Executives at Deutsche Bank, seeking to regain market share in the high-yield business that veered off track when the bank acquired Bankers Trust Corp., have embarked on an ambitious rebuilding of its junk bond group.

Like many firms, Deutsche is hiring. Plans include adding staff to the high-yield and mezzanine finance team, both to expand offerings and offset some departures. As Deutsche combined its existing fixed income business with Bankers Trust's, it lost some senior people. Matthew Collins, a managing director at Bankers Trust in London, joined Merrill Lynch's leveraged finance team last March, bringing six executives with him, and Timothy Collins in July left to join J.P. Morgan's high-yield syndicate desk.

Alexander Mason, co-head of global industry groups for Deutsche Banc Alex. Brown, says he will be placing new investment bankers to cover industries that are traditionally heavy users of the high-yield bond market. In telecommunications, for instance, he plans to hire three to five professionals this year.

Richard Byrne, 38, the global head of high-yield debt capital markets who joined the bank just before Deutsche's $9 billion acquisition of Bankers Trust closed last June, wants to reverse market share losses - the firm dropped out of the top 10 in 1999 - within the year.

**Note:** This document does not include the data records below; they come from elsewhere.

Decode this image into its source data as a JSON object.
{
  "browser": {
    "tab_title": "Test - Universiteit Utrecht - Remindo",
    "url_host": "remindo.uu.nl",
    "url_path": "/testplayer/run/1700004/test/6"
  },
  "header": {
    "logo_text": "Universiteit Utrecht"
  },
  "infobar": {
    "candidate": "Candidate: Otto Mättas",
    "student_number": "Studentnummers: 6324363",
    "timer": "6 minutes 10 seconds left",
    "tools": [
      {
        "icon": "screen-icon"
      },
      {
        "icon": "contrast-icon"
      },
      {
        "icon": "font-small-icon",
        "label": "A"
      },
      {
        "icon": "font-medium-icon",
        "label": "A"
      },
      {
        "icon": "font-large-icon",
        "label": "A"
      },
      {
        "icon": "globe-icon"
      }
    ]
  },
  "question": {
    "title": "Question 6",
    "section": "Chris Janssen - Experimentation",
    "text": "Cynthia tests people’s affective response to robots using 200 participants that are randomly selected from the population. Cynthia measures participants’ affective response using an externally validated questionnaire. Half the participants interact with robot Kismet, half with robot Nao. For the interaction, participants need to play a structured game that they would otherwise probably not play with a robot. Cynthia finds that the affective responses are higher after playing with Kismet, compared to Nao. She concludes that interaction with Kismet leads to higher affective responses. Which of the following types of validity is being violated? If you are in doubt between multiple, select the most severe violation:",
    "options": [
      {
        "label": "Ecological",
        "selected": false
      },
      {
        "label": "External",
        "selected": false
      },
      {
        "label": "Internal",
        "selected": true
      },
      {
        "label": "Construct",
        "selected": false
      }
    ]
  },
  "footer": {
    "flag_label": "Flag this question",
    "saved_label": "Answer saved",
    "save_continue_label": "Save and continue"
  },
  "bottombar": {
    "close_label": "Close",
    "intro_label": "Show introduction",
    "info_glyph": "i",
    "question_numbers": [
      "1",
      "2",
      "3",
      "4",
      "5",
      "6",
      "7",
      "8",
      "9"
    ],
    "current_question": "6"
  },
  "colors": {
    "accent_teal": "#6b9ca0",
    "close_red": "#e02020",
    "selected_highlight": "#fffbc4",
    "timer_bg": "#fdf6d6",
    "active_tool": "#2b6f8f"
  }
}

"We want to be in the top five this year, and we have every intention of being No. 1 over time," said Mr. Byrne.

Mr. Byrne, formerly co-head of global leveraged finance at Merrill Lynch & Co., joined another former Merrill executive, Tom Gahan, who was hired to lead leveraged finance at the combined bank. "I came in at the ninth inning" of the merger process, he said. Mr. Byrne said central to the turnaround plan are select hirings for the 25 or so people in the high-yield and mezzanine finance team who will focus on originating issues.

Strengthening relationship banking, both in Mr. Mason's group and in high-yield capital markets, is one way Deutsche hopes to reinvigorate the high-yield business. After Deutsche, which uses the Alex. Brown name when referring to its North American securities and investment banking activities, announced the acquisition in November 1998, uncertainty related to the merger virtually stalled Bankers Trust's junk bond activities.

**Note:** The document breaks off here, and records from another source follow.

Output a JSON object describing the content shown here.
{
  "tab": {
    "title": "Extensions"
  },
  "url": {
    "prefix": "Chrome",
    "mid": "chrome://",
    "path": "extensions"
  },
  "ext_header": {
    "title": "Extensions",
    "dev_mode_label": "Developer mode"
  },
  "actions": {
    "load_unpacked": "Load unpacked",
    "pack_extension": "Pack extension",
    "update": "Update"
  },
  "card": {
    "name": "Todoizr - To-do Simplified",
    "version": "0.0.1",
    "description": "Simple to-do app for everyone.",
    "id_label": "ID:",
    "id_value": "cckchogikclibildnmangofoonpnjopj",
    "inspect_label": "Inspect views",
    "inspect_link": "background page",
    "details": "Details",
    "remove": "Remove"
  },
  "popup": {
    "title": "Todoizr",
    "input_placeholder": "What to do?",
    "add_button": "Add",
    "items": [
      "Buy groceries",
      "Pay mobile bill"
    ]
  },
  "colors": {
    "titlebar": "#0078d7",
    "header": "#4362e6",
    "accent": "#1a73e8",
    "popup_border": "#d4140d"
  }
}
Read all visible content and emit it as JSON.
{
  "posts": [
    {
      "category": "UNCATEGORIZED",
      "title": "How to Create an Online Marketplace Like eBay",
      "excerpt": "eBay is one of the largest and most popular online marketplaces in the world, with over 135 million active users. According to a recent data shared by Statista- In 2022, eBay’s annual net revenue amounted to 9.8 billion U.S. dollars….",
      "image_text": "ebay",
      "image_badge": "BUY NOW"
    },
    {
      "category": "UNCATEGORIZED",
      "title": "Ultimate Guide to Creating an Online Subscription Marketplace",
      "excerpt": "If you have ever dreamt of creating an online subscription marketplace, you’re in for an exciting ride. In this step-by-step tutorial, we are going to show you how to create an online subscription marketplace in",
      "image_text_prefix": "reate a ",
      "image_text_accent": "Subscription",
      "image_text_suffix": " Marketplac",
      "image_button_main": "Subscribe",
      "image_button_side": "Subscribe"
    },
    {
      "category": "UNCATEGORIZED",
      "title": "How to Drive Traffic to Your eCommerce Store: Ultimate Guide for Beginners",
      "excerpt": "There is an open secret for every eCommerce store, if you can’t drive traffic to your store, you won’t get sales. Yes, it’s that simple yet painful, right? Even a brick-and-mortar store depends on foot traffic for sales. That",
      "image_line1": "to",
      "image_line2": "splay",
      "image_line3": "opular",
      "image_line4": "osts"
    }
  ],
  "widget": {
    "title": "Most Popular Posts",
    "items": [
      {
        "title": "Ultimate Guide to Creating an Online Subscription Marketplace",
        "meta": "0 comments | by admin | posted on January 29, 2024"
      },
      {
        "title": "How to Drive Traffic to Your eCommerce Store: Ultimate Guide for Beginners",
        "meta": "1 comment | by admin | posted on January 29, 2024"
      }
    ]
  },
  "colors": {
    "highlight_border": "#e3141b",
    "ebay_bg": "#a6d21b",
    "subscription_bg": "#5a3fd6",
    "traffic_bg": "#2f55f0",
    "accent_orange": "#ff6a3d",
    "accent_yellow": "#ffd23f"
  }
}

This disruption caused a drop in its ranking among the biggest high-yield underwriters, by seven notches, to No. 12 from No. 5 in 1998. Deutsche lost 64% of its market share in 1999 from the combined volume of business Deutsche and Bankers Trust did in 1998.

Though junk bond origination was sidetracked by the merger, Deutsche gained some key strengths with the Bankers Trust purchase.

Thanks in large part to Alex. Brown, the Baltimore brokerage acquired by Bankers Trust in 1997, Bankers Trust came with leveraged finance capabilities and ties to emerging growth companies - many of which use the bond market for financing. Bankers Trust also had been one of the leaders in doing business with financial sponsors, a group of institutions that often tap the bank and capital markets when they take over a company.

To those strengths, Deutsche added a large balance sheet and its global markets products.

"Now that we have the platform, there is every reason to staff up," said Mr. Mason.

Deutsche will now maintain and build its position financing financial sponsors. It will also seek growth in the overall high-yield business by making "aggressive but prudent use of our balance sheet," Mr. Byrne said.

As a research analyst before his last post, Mr. Byrne has made some of his first initiatives in his old area of expertise. For the last three to four months he's been working on reorganizing the 30-person research side of the business, introducing a bound weekly publication and established a multicity road show for analysts.

He's also hired a few senior Wall Street bankers, including Carl Mayer, a managing director from Bear Stearns, and former Merrill Lynch colleague David Waill, a managing director who came from the origination side of the business.

Those hirings are not enough, and both Mr. Mason and Mr. Byrne emphasized that senior management is committed to building up the business.

The group is nearing an announcement of a director of high-yield research, a hat Mr. Byrne has been wearing for the last several months. Banker Trust's former head of high-yield research, Brett Levy, left for Credit Suisse First Boston at the beginning of 1999.